Подивились мы, да смолчали. Что ж там за гости, ежели самого Вахрамея третий год объедают-опивают невозбранно?! Мой дедушка царь, уж на что хлебосолен, и тот опосля второго месяца свету белого не взвидел, тещ загостившихся на дух выносить не мог. Велел тараканов им в меды подсыпать, кушанья пересаливать, мышей по зале пускать, а шебутного боярина Фрола Фомича Кутило-Завалдайского подговорил лицо вычернить, клыки нацепить, ночью по лестнице к окошкам тещиным взобраться и в ставень постучать. Уехали тещи как миленькие, недели не продержались!

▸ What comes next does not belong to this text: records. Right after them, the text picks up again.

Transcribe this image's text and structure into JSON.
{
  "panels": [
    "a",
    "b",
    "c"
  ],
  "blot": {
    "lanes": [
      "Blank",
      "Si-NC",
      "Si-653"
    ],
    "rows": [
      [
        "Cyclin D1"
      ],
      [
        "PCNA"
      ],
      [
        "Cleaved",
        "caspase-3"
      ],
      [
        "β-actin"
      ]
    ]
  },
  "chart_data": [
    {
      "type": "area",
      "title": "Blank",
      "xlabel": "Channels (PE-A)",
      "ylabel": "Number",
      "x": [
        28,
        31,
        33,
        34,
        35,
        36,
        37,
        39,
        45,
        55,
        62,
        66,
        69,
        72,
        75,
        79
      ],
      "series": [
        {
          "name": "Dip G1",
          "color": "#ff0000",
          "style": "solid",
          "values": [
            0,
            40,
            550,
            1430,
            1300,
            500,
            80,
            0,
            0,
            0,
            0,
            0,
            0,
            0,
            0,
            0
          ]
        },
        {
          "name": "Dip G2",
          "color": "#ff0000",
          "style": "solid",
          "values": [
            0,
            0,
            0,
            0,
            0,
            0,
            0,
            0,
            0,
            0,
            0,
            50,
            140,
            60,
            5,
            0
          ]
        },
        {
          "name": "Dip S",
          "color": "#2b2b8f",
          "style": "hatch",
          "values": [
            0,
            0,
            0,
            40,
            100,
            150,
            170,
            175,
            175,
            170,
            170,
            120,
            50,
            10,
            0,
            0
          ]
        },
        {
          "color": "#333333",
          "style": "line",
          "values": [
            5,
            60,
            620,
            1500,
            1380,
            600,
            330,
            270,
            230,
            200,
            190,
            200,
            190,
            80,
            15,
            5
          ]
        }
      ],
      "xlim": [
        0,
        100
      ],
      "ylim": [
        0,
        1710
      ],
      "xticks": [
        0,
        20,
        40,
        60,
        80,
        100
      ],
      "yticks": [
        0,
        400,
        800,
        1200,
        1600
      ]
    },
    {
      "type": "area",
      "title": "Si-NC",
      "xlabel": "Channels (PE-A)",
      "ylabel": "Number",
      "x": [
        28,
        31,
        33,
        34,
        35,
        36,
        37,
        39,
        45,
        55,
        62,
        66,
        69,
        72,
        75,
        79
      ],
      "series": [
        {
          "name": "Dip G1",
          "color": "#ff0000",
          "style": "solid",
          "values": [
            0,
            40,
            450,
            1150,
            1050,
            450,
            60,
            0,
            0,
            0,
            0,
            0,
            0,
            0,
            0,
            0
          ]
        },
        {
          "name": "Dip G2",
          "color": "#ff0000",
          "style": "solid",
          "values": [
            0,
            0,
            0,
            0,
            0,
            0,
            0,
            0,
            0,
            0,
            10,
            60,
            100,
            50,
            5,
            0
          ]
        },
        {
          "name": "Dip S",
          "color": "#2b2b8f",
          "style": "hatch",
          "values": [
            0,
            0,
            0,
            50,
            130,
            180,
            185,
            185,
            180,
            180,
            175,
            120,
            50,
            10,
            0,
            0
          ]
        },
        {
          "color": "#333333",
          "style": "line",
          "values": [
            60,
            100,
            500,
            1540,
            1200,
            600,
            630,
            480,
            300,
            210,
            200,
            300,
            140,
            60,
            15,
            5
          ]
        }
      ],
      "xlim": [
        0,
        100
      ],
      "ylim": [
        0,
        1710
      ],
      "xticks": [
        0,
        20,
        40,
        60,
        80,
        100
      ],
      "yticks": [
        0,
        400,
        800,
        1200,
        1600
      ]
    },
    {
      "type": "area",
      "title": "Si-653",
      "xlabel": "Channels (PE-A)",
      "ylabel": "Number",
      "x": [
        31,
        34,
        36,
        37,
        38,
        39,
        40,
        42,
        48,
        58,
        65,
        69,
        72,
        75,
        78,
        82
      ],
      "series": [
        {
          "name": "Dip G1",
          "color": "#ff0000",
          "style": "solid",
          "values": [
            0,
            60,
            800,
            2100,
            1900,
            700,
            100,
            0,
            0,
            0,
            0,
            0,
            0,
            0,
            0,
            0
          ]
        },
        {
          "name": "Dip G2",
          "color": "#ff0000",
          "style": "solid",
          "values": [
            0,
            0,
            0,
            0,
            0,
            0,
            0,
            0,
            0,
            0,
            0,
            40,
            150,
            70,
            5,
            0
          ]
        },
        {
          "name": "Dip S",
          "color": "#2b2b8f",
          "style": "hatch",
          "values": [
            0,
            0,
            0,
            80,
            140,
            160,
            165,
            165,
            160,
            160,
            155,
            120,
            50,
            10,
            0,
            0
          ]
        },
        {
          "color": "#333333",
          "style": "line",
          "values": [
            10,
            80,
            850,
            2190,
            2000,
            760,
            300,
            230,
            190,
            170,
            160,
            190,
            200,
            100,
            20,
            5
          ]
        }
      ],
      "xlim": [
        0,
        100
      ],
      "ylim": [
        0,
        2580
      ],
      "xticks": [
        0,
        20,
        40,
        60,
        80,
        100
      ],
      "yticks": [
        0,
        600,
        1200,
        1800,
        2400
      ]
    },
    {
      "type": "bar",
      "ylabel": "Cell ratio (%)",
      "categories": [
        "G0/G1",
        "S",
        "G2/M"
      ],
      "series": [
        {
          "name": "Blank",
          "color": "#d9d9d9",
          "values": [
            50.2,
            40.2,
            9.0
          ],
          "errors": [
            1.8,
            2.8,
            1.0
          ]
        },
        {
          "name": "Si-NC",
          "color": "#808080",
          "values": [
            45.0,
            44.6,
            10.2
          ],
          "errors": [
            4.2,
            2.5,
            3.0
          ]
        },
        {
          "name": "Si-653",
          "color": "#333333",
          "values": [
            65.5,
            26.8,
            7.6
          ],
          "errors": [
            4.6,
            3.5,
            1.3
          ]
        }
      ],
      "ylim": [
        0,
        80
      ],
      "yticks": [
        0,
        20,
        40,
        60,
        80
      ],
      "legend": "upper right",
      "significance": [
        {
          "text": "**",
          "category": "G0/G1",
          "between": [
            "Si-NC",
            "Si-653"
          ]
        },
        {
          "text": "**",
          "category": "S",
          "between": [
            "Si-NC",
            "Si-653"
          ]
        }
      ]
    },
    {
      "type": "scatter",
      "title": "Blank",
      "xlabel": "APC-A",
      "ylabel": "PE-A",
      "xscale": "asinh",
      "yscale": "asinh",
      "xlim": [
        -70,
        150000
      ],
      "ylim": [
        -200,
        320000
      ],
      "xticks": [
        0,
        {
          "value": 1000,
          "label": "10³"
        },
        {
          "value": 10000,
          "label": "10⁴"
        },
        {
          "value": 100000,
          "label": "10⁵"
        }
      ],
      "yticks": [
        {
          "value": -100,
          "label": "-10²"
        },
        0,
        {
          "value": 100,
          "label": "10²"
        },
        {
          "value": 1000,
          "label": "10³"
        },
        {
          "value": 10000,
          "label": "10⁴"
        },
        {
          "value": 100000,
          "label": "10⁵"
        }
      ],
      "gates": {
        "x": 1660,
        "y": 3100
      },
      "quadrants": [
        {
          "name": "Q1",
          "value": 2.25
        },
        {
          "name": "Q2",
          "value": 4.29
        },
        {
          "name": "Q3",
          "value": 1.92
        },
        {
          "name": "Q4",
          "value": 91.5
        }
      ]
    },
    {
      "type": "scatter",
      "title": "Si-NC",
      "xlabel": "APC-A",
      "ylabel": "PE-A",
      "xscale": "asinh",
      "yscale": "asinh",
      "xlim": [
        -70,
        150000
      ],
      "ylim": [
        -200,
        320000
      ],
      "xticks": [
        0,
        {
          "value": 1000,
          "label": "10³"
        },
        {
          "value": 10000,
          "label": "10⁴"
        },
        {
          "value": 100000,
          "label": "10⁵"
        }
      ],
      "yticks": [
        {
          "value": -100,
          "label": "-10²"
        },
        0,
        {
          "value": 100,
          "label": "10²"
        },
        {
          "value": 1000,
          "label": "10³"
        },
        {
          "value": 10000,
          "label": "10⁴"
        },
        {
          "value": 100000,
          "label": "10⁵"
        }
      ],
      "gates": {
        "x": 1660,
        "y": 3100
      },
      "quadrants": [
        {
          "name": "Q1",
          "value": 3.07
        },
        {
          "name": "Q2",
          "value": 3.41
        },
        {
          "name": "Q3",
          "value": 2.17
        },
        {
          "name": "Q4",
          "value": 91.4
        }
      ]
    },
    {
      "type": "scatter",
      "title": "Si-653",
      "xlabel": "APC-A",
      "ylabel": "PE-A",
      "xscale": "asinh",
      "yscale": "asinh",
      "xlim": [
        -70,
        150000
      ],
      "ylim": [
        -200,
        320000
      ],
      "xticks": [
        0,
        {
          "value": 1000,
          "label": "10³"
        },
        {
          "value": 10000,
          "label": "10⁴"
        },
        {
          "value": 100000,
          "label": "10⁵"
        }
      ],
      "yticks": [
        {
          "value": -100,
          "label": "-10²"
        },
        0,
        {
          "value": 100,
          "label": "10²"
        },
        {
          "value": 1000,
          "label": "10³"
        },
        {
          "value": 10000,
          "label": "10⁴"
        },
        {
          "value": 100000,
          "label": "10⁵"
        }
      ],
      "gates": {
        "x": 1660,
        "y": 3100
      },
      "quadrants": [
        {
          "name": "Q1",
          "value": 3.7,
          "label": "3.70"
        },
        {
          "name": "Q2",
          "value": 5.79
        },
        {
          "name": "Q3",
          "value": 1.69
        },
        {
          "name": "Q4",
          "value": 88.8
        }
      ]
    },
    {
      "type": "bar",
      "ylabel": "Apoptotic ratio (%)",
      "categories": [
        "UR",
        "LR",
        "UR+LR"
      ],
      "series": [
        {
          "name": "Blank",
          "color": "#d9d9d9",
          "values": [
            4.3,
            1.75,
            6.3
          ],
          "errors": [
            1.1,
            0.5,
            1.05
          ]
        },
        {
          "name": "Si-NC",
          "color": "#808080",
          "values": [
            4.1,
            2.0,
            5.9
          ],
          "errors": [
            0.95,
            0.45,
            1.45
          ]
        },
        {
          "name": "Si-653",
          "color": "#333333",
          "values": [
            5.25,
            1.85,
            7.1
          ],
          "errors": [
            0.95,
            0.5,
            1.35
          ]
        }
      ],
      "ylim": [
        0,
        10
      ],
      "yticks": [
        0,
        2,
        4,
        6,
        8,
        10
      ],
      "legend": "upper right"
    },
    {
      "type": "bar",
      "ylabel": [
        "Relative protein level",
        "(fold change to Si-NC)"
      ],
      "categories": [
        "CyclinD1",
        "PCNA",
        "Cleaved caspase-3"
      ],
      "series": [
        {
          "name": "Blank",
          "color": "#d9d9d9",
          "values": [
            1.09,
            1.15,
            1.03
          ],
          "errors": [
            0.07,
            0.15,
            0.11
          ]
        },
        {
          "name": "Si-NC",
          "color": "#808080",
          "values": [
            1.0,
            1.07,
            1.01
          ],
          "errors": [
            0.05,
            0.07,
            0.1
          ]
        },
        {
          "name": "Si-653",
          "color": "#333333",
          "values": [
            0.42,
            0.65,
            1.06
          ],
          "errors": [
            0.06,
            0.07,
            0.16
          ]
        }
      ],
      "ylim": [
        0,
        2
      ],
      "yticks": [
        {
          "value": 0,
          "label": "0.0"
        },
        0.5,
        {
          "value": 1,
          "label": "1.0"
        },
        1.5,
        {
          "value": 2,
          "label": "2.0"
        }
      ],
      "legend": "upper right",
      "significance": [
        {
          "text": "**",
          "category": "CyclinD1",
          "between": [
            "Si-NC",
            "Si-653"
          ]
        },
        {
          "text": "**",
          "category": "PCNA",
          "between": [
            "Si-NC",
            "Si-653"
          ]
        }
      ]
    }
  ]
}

Нам же в один вечер управиться надобно, тут мышами не обойдешься. Соловей мыслишку подкидывает:
– Вахрамеихи на них нет, небось сами сбежали бы без оглядки!
Алена и впрямь с утра на глаза не кажется – то ли от гнева царского хоронится, то ли еще чего нам во вред замышляет. Сговорились мы с побратимами, как дело вести, пошли в трапезную.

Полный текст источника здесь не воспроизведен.